Jelly Lessons #4

History of Preserves

The first recipe for jam appears in the first known cookbook: De Re Coquinaria (The Art of Cooking) which dates from the 1st century AD. In its simplest form, it was soft fruit heated with honey, cooled and stored. In the Crusades, warriors brought back more complex concoctions from the Middle East. Jam’s popularity as a delicacy – rather than just a way to eat fruit – took off.

Joan of Arc ate quince jam before going into battle as it was said to filled her with courage. Nostradamus loved the stuff so much he wrote an entire treatise on it, including a love-potion version that, if passed from mouth to mouth, would strike a woman with ‘a burning of her heart to perform the love-act.’ (Presumably this wouldn’t be the same woman who had slaved for hours over a scalding hot stove, praying desperately for seven different batches of it to set.)

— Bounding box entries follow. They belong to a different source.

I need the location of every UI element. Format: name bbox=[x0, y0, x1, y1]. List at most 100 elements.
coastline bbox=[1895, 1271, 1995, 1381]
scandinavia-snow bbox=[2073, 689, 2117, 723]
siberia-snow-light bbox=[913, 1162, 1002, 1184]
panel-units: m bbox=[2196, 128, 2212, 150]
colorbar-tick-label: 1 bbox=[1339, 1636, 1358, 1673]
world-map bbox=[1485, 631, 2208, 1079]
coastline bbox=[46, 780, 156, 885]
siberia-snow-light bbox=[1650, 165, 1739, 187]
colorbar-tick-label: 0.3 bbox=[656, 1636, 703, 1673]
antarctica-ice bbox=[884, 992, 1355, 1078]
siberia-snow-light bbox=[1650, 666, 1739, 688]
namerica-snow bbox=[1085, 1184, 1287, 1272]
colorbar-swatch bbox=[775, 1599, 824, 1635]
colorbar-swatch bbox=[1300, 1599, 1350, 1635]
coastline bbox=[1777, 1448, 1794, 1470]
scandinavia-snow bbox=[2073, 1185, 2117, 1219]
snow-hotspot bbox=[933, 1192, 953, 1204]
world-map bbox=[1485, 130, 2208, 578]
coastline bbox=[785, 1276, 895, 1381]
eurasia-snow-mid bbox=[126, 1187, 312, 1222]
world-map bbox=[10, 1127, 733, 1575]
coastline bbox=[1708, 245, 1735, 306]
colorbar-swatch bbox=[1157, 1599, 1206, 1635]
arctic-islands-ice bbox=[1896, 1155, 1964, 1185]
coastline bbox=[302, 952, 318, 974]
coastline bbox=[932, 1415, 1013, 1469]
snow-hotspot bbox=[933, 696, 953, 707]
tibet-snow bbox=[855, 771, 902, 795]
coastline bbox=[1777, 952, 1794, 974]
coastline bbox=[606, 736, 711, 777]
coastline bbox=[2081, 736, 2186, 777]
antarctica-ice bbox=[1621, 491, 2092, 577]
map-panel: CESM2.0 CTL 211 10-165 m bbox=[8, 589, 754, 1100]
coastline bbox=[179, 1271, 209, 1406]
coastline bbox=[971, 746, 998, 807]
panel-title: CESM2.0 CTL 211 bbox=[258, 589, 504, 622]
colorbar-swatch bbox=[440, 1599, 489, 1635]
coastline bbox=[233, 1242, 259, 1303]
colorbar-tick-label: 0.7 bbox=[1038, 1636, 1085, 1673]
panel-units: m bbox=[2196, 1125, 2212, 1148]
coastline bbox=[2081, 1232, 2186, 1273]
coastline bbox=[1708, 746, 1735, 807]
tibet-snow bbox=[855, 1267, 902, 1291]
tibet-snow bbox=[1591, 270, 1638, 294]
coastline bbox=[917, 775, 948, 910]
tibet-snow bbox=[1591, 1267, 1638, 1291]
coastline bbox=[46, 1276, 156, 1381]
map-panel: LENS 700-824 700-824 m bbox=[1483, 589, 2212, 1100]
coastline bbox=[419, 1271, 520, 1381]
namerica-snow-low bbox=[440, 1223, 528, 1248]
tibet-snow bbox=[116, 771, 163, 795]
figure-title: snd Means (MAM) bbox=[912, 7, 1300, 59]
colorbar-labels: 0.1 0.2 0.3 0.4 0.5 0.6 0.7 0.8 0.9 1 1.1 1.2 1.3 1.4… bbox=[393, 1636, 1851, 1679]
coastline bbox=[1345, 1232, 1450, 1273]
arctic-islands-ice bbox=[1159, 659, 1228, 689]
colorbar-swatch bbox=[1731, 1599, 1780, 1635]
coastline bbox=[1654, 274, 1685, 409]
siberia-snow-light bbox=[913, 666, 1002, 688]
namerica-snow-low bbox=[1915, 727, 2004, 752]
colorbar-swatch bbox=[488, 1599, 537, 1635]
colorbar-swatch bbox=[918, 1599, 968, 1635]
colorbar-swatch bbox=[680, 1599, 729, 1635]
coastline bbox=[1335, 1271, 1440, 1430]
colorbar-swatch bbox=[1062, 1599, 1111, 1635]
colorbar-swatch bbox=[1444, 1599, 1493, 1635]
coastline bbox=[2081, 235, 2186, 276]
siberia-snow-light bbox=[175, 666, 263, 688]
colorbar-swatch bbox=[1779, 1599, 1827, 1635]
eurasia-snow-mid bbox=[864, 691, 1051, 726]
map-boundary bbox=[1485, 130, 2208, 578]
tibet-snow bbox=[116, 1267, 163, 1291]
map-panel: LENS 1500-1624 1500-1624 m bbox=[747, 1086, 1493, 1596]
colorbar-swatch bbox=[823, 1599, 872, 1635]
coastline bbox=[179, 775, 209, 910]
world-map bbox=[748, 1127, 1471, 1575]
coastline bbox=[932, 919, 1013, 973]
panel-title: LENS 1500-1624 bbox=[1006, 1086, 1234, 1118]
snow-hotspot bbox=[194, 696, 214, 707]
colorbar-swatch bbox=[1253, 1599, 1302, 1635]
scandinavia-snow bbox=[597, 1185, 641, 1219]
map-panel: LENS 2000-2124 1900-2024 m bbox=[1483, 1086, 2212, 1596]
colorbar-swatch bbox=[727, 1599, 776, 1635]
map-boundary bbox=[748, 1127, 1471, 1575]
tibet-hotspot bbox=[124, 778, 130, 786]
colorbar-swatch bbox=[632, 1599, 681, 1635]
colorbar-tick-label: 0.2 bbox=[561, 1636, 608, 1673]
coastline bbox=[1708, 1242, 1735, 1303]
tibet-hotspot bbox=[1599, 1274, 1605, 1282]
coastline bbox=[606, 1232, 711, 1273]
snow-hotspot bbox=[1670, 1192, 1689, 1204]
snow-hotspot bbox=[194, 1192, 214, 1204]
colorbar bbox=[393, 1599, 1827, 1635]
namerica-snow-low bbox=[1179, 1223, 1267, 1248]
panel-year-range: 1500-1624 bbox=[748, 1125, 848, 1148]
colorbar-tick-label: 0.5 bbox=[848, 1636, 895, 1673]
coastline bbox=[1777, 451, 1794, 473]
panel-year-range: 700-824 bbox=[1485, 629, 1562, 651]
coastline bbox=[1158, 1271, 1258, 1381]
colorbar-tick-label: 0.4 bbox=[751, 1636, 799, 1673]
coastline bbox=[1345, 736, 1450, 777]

The tale goes that marmalade was invented when Mary Queen of Scots was suffering from sea-sickness (Marie est malade, in the fashionable French spoken in court at the time). Her doctor whipped up a concoction of orange peel and sugar which cured her ailment immediately. It’s more likely, however, that the word comes from ‘marmelo’ – the Portuguese for quince. Sailors and pirates stockpiled jam on board their ships as it became clear that Vitamin C prevented scurvy. Meanwhile, Louis XIV was so passionate about it that he insisted that every meal be finished with jams served in special ornate silver dishes. All of his was made from the fruit gardens at Versailles.

But large-scale jam production did not become possible until the discovery of pasteurization. In 1785 Napoleon Bonaparte offered a reward to anyone who could find a way to preserve large quantities of food for soldiers. It was Chef Nicholas Appert, who worked out that boiling fruit at high temperatures and then sealing in airtight containers kept food safe. Louis Pasteur validated these empirical findings in the next century.

Immigrants to the US brought their own recipes with them, the first book on making jam appeared in this country in the 17th century. Early settlers in New England used other ways of making jam, using molasses, honey and maple sugar to give it the sweet taste. They used pectin obtained from boiling apple peel to use as the thickening agent.

In the early 1800s in the United States, the country was experiencing a surge westward. Of the many legendary characters to emerge during this period was John Chapman, better known as Johnny Appleseed. A nursery-man from western Pennsylvania, Chapman walked through the Midwest planting apple orchards. His purpose was to provide crops for the coming pioneers.

One of those pioneers was Jerome Smucker of Ohio who used Chapman’s apples to open a cider mill in 1897. Within a few years, he was also making apple butter. Smucker blended the apple butter in a copper kettle over a wood stove. He and his wife ladled the apple butter into stoneware crocks. She then sold it to other housewives near their home in Wayne County, Ohio.

Fifty years earlier in Concord, Massachusetts, Ephraim Wales Bull finally achieved his goal of cultivating the perfect grape. His rich-tasting Concord grape became enormously popular. In 1869, Dr. Thomas Welch used the Concord grape to launch his grape juice company.

In 1918, Welch’s company made its first jam product, Grapelade. The entire production was purchased by the U.S. Army and shipped to France for consumption by the troops during World War I. When the troops returned to the States after the war, they demanded more of this “Grapelade,” and it was produced in quantity. The company’s trademark Concord grape jelly debuted in 1923.

During WWII in the UK, there was widespread anxiety about a shortage of food. The Women’s Institute came to the rescue. A government grant in 1940 gave them £1,400 to buy sugar for jam. As a result, 1,631 tons of preserves were made in more than 5,000 ‘preservation centers’ in farm kitchens, village halls or sheds. They were largely made by volunteers, under the guidance of the Ministry of Health. 5,300 tons of fruit were preserved between 1940 and 1945.

To appreciate today’s gourmet jam and the artisans that create it. One must look to the past and understand it’s journey from the Kings and Queens who regaled in its delicate creation, the settlers who relied on its nutritional value and sustainability, to troops and sailors that utilized the quick energy jam would provide them during battle.